Barry has trained hundreds of HR Professionals on how to use GenAI in the workplace and is author of the book “ChatGPT in HR – A Practical Guide for Employers and HR Professionals”
Barry is an Ironman and lists Russian language and wild camping as his favourite pastimes
This week Barry Phillips makes a cri de coeur and argues for the use at work of one important word that changes everything.
Transcript:
Hello Humans!
And welcome to the weekly podcast that aims to summarise in five minutes or less an important AI issue relevant to the world of HR.
This week let's talk about the three words doing the heaviest lifting in HR right now: "human in the loop."
It sounds comforting, doesn't it? A real person, watching over the algorithm, ready to step in. Reassuring. Regulator-friendly. And completely useless if the person in question is, metaphorically speaking, a monkey.
Because here's the thing. Under the EU AI Act, AI used for recruitment, selection, candidate ranking, performance monitoring, task allocation, promotion, or termination is high-risk. And high-risk means effective human oversight, not theatrical human oversight. The law expects someone who can actually understand the model's output, spot the bias, challenge the recommendation, and stop the system from driving the decision on its own. This is the law due in force in August of this year unless Brussels decides to defer the date. Watch this space.
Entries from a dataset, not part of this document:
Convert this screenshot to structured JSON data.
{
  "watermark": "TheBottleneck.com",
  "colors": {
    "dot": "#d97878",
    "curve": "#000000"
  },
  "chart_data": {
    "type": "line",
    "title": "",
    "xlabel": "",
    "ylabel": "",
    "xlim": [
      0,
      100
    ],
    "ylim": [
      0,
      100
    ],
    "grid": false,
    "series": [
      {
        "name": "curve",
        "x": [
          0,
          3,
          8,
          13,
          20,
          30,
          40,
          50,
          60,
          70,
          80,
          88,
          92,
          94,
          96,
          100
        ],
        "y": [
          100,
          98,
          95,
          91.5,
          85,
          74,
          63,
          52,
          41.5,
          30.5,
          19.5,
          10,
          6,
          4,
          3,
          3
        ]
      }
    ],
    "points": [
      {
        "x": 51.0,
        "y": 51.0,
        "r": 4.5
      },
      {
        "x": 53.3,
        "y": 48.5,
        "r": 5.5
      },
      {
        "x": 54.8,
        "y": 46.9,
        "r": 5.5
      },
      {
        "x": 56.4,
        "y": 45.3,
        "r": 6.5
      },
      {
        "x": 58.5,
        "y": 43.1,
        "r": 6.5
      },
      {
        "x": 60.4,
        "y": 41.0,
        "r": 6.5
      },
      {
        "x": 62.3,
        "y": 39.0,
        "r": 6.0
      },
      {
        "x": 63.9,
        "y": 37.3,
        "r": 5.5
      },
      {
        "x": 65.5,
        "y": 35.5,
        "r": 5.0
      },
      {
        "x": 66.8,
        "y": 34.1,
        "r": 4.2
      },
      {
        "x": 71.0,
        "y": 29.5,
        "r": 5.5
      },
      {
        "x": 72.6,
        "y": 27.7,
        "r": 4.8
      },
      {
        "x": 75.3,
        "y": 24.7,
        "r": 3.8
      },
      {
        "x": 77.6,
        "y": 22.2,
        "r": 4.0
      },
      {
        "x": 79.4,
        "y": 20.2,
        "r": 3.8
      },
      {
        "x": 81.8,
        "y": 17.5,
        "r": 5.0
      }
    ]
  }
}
A monkey can click "approve." A monkey cannot interrogate a shortlisting algorithm that's quietly downranking every candidate called Aisha.
So let's ditch the phrase "human in the loop" and upgrade it to "trained human in the loop." Because the training is the whole ballgame. Your reviewer needs to understand what the tool is doing, what it isn't doing, where it tends to fail and, crucially, they need the authority to override it. Not "raise a concern." Override.
In practice, this means no fully automated rejections. No AI-only ranking deciding who makes the shortlist. No algorithm firing someone on a Tuesday because their keystroke velocity dipped on Monday. What you want is "AI suggests, human decides" with documented review steps, bias checks, and a proper escalation route when the output looks off.
Yes, some narrow admin tools escape this. Sorting, indexing, translation, purely preparatory stuff. But the moment your system is profiling people or predicting their suitability, reliability, or work performance, you're back in high-risk territory. Which covers, let's be honest, most of the shiny tools currently on your procurement shortlist.
So train your humans. Give them the time to actually look. Give them the permission to actually disagree. Otherwise, you haven't built oversight — you've built a liability dressed up as a safeguard.
And now the contrarian bit.
Because here's what nobody in HR wants to say out loud: your trained human in the loop might still be the weakest part of the system. Not because they're a monkey but because they're a human. Tired. Deferential. Susceptible to automation bias. Quietly agreeing with the machine because disagreeing means paperwork, three meetings, and a difficult conversation with Legal.
The real risk isn't that your AI makes a biased decision. It's that your trained reviewer rubber-stamps it anyway — and now the bias has a human signature on it, which is precisely what the law was trying to prevent.
So, yes. Trained human in the loop. Absolutely. Just remember the training never stops.
Because the moment your reviewer becomes comfortable agreeing they've quietly promoted themselves back to monkey.